Hoy se presenta el paquete económico. Finalmente tendremos información sobre lo que la Secretaría de Hacienda espera de la economía para este año y los venideros. Queda claro que no habrá una reforma fiscal profunda a pesar de las presiones fiscales actuales. Quizás encontremos ajustes en algunas tasas impositivas, algunos cambios en la deducibilidad y tal vez algunos aumentos en el IEPS. Será difícil ver un recorte sustantivo al gasto porque las áreas en las que se podía recortar ya están operando en niveles muy bajos, pero el compromiso del servicio de la deuda y de los programas sociales crecerá en la fracción que representa de todo el gasto.
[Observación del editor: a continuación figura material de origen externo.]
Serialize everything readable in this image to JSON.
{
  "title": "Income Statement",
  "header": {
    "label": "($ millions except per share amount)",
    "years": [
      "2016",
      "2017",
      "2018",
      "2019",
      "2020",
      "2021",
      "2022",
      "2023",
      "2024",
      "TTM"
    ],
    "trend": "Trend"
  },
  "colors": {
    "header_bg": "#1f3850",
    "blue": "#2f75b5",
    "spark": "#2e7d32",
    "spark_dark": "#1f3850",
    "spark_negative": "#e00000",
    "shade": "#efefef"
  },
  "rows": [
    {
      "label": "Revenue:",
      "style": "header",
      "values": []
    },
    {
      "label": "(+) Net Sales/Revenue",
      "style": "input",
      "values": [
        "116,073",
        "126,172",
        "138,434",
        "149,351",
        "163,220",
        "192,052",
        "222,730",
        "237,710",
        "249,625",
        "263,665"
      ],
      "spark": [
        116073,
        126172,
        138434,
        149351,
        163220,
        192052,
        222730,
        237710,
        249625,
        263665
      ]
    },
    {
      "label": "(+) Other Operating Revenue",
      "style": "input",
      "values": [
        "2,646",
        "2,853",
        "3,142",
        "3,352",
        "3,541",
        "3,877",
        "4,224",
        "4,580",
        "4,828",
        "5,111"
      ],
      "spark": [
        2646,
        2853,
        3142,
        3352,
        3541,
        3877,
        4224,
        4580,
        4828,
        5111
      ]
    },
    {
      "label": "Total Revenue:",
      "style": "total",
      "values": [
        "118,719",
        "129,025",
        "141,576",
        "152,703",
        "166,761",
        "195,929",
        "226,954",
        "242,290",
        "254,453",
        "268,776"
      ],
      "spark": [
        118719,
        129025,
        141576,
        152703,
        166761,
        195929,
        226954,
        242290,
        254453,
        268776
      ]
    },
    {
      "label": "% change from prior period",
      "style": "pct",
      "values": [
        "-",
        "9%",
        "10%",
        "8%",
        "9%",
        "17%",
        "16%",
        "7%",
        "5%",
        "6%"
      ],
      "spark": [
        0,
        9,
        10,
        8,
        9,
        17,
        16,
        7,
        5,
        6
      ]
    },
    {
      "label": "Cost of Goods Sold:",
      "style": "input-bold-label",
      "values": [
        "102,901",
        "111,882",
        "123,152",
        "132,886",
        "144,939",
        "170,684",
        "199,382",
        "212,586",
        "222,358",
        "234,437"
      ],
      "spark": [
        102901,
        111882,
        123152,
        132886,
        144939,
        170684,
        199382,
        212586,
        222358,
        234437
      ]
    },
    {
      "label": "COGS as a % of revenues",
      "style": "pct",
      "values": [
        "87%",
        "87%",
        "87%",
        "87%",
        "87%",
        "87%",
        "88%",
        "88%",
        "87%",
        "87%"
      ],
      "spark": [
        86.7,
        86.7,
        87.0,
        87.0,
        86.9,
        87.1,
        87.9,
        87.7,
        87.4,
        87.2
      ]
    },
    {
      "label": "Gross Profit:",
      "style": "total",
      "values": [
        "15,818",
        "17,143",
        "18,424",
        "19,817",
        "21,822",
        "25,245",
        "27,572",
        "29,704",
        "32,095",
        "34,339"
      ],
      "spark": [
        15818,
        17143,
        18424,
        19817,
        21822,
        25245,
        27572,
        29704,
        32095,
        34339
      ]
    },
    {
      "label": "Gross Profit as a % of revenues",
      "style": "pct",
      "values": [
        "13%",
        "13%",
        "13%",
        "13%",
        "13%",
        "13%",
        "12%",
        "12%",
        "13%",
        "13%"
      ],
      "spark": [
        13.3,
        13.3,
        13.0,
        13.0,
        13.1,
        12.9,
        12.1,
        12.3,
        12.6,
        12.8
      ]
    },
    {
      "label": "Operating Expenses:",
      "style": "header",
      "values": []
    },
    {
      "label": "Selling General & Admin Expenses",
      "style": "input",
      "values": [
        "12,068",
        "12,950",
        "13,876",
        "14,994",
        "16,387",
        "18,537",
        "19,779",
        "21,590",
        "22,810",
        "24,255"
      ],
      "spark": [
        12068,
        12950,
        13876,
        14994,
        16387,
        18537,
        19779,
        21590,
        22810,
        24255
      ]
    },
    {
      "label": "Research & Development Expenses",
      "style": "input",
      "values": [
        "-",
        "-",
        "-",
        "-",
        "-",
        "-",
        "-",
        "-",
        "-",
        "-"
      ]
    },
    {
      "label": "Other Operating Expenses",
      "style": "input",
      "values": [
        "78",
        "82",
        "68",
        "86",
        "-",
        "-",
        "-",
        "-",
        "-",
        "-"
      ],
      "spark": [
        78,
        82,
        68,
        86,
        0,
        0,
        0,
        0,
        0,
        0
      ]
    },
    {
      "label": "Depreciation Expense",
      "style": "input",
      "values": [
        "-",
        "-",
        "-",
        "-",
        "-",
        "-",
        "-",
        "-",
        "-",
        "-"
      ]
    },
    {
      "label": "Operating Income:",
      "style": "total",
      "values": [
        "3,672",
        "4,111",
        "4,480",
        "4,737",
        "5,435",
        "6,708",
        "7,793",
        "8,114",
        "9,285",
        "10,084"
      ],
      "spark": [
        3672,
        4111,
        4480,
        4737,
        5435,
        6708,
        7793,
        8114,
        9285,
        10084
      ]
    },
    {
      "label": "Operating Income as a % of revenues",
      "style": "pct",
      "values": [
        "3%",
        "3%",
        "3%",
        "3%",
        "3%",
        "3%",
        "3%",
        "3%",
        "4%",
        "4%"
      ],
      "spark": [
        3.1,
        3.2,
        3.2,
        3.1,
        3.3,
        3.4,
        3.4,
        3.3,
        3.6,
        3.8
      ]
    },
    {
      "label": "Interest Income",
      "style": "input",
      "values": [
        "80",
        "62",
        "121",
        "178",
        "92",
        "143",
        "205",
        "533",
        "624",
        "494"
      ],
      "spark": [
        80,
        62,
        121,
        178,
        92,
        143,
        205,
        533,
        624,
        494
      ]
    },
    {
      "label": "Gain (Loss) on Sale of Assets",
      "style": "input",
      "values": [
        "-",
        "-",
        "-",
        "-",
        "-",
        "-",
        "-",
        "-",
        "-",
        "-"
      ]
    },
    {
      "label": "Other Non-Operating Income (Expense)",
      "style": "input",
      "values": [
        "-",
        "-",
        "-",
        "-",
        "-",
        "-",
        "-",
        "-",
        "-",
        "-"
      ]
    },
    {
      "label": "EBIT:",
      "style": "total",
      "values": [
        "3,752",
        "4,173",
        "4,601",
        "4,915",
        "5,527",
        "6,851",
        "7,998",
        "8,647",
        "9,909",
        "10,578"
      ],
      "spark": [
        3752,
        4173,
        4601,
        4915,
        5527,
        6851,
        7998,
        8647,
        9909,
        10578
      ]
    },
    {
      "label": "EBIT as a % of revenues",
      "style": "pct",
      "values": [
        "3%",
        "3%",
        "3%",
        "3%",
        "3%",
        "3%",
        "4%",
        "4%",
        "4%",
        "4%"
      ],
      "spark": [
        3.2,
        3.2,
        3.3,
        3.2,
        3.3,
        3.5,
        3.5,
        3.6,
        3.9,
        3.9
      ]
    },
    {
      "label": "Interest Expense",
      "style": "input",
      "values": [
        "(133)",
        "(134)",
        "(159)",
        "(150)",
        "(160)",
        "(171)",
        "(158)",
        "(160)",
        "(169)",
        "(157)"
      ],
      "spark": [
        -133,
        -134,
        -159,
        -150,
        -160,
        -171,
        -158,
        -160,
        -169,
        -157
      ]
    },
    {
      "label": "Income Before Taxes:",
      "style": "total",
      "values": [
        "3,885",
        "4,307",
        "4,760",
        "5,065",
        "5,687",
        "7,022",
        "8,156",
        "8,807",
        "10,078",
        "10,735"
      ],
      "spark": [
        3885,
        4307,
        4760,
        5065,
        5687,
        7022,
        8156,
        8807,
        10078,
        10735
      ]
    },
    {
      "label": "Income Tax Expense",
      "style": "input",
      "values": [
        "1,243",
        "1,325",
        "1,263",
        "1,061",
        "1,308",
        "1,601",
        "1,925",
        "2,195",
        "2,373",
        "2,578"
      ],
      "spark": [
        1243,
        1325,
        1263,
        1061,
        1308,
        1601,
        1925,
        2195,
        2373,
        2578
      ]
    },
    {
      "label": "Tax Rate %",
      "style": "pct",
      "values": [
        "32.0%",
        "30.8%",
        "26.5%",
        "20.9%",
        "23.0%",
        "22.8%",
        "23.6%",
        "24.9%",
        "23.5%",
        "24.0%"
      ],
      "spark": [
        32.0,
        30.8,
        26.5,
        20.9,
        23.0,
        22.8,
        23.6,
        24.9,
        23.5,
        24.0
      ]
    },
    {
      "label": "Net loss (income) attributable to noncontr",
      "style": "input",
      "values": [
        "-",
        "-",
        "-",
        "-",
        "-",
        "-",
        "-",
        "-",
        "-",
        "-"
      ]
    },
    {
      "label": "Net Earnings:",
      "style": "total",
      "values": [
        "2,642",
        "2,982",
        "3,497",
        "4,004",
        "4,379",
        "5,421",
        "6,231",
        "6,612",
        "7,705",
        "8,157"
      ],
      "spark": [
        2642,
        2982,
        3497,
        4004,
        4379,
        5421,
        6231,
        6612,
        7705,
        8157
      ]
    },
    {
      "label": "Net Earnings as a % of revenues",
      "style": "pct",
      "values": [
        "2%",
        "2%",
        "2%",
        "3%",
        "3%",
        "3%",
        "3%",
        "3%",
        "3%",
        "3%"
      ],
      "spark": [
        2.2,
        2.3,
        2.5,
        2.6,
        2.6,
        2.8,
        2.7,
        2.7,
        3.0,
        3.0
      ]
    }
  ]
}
Pero ante ese escenario y la discusión que se dará sobre los detalles de dicho paquete estará —debería de estar— un debate que amerita una conversación más profunda: el grado de inversión. Hace dos años la pregunta parecía remota. Hoy no lo es. ¿Cuánto le queda a México antes de perder el grado de inversión?

Los números dejan poco margen para el optimismo. Fitch tiene a México en BBB-, el último peldaño antes del grado especulativo; S&P revisó su perspectiva de estable a negativa en mayo; Moody's bajó la nota de Baa2 a Baa3 —también el escalón más bajo— aunque cambió su perspectiva a estable. Las tres coinciden en el diagnóstico: bajo crecimiento, un déficit fiscal de 4.4% del PIB, deuda neta de 54.2% del PIB y, de forma particular, los pasivos contingentes de Pemex que erosionan cualquier intento de ajuste. El mercado ya cotiza a México como si el grado de inversión fuera cosa de otro momento.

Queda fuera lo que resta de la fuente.